After lots of time spent swimming in shoppingtrips and attribution data, I found a pattern where the JOIN
-ed table only started showing signs of missing attribution when it is 3 months old. This means that, for recent 3 months shoppingtrip data, the JOIN
-ed table is consistent with the raw data; however, for shoppingtrips that are older than 3 months, the disappearance rate sky-rocketed.
I suspected that it had to do with the “lookback” period of 90 days.
Long story short, we managed to solve this issue by making sure that the attribution table has a longer “lookback” period than shoppingtrips table. We switched the shoppingtrips lookback period to 80 days, and it resolved the issue. I even revisited this ticket recently (4 months later) to make sure that it was still working.
Super proud of myself on this one. Ayam Goreng McD to celebrate.
Coming back to this later
Another huge reason to go for incremental models is because it doesn’t involve DDL statements in the updating process. To explain that, first see this example of how a “full refresh” table works:
- Create
table_A_tmp
using latest data. - Rename
table_A
totable_A_backup
. - Rename
table_A_tmp
totable_A
. - Drop
table_A_backup
.
The problem is on Step 2. ALTER TABLE RENAME
is a DDL statement.

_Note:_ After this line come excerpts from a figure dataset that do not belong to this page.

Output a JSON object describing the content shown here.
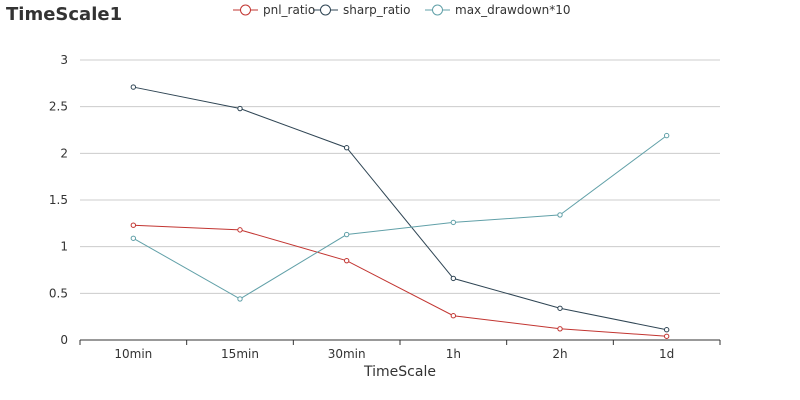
{
  "chart_data": {
    "type": "line",
    "title": "TimeScale1",
    "xlabel": "TimeScale",
    "ylabel": "",
    "categories": [
      "10min",
      "15min",
      "30min",
      "1h",
      "2h",
      "1d"
    ],
    "ylim": [
      0,
      3
    ],
    "yticks": [
      0,
      0.5,
      1,
      1.5,
      2,
      2.5,
      3
    ],
    "y_tick_labels": [
      "0",
      "0.5",
      "1",
      "1.5",
      "2",
      "2.5",
      "3"
    ],
    "grid": true,
    "legend_position": "top-center",
    "series": [
      {
        "name": "pnl_ratio",
        "color": "#c23531",
        "values": [
          1.23,
          1.18,
          0.85,
          0.26,
          0.12,
          0.04
        ]
      },
      {
        "name": "sharp_ratio",
        "color": "#2f4554",
        "values": [
          2.71,
          2.48,
          2.06,
          0.66,
          0.34,
          0.11
        ]
      },
      {
        "name": "max_drawdown*10",
        "color": "#61a0a8",
        "values": [
          1.09,
          0.44,
          1.13,
          1.26,
          1.34,
          2.19
        ]
      }
    ]
  }
}
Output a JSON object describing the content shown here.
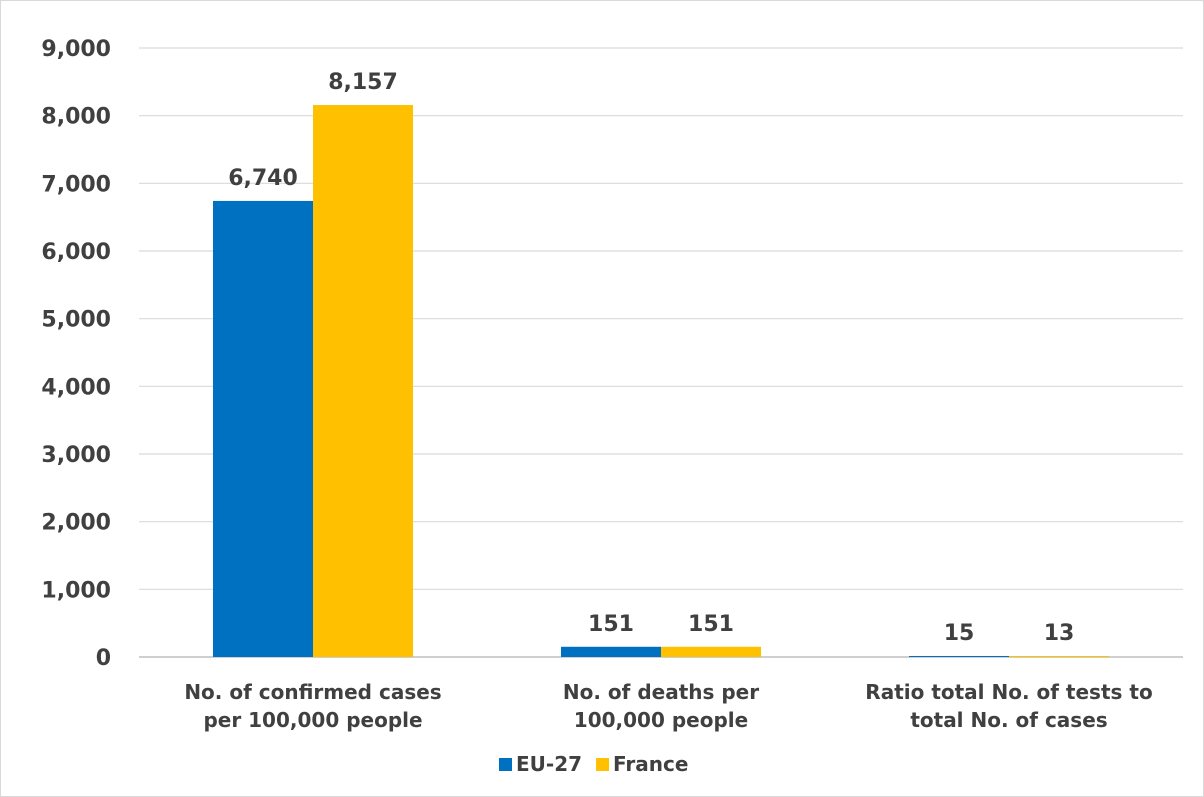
{
  "chart_data": {
    "type": "bar",
    "title": "",
    "xlabel": "",
    "ylabel": "",
    "ylim": [
      0,
      9000
    ],
    "y_ticks": [
      "0",
      "1,000",
      "2,000",
      "3,000",
      "4,000",
      "5,000",
      "6,000",
      "7,000",
      "8,000",
      "9,000"
    ],
    "y_tick_values": [
      0,
      1000,
      2000,
      3000,
      4000,
      5000,
      6000,
      7000,
      8000,
      9000
    ],
    "grid": true,
    "legend_position": "bottom",
    "categories": [
      [
        "No. of confirmed cases",
        "per 100,000 people"
      ],
      [
        "No. of deaths per",
        "100,000 people"
      ],
      [
        "Ratio total No. of tests to",
        "total No. of cases"
      ]
    ],
    "series": [
      {
        "name": "EU-27",
        "color": "#0070c0",
        "values": [
          6740,
          151,
          15
        ],
        "labels": [
          "6,740",
          "151",
          "15"
        ]
      },
      {
        "name": "France",
        "color": "#ffc000",
        "values": [
          8157,
          151,
          13
        ],
        "labels": [
          "8,157",
          "151",
          "13"
        ]
      }
    ]
  }
}
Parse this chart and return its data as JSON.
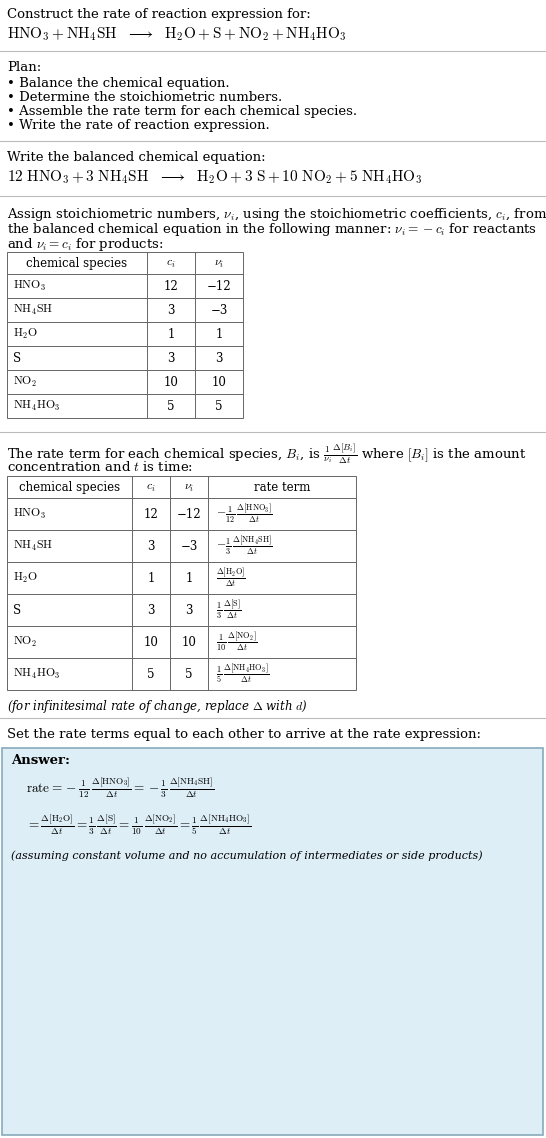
{
  "bg_color": "#ffffff",
  "answer_box_color": "#ddeef6",
  "answer_box_border": "#88aabb",
  "plan_items": [
    "• Balance the chemical equation.",
    "• Determine the stoichiometric numbers.",
    "• Assemble the rate term for each chemical species.",
    "• Write the rate of reaction expression."
  ],
  "table1_species": [
    "HNO_3",
    "NH_4SH",
    "H_2O",
    "S",
    "NO_2",
    "NH_4HO_3"
  ],
  "table1_ci": [
    "12",
    "3",
    "1",
    "3",
    "10",
    "5"
  ],
  "table1_vi": [
    "−12",
    "−3",
    "1",
    "3",
    "10",
    "5"
  ],
  "table2_ci": [
    "12",
    "3",
    "1",
    "3",
    "10",
    "5"
  ],
  "table2_vi": [
    "−12",
    "−3",
    "1",
    "3",
    "10",
    "5"
  ]
}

This means that it forces a lock on the table that no one else can use it until the DDL statment has ended. So, if the renaming step is unable to execute because (i) somehow it’s stuck, highly unlikely, or (2) someone else is using it, and will continue using it for a long time. The renaming step will need to wait for the query ahead to complete before it can start. Also, due to “first-come-first-serve”, all subsequent READ queries on this tables can only be executed when the renaming step is completed.
Now, we end up in a deadlock. Dashboards are not working, models are not building, everyone is not happy, it’s 12am I’m hungry.
Incremental, on the other hand, only involves DELETE
and INSERT
statements. These are not DDL statements. Hence, queries can still run while the upsert process is running.
You might be thinking: How can others still read from this table when it has records being inserted/deleted? Will two people, running the same query on the table while it’s upserting, 1 second apart, end up with different results?
Coming back again
Writing this after working in the team for ~1.5 years. Having incremental models is the only way to ensure long-term stability and sustainability of ELT pipelines. Our pipeline consists of mostly full-refresh (dropped and recreated) models, hence the slow-creeping of data volume forced us to either increase computing resources (moneyyy), or increase time taken for ETL (triple constrain!).
Note to future self, if I ever arrive at a position where I need to design data models, I will make sure that everything is designed around incrementality.
Bonus time
A table never truly “deletes” a record. When we update/delete a row, what’s happening backend is actually inserting new records into this table, then “switch off” the outdated/deleted rows. Hence, until the upsert statement is commited, all queries will still read from the old version of the table.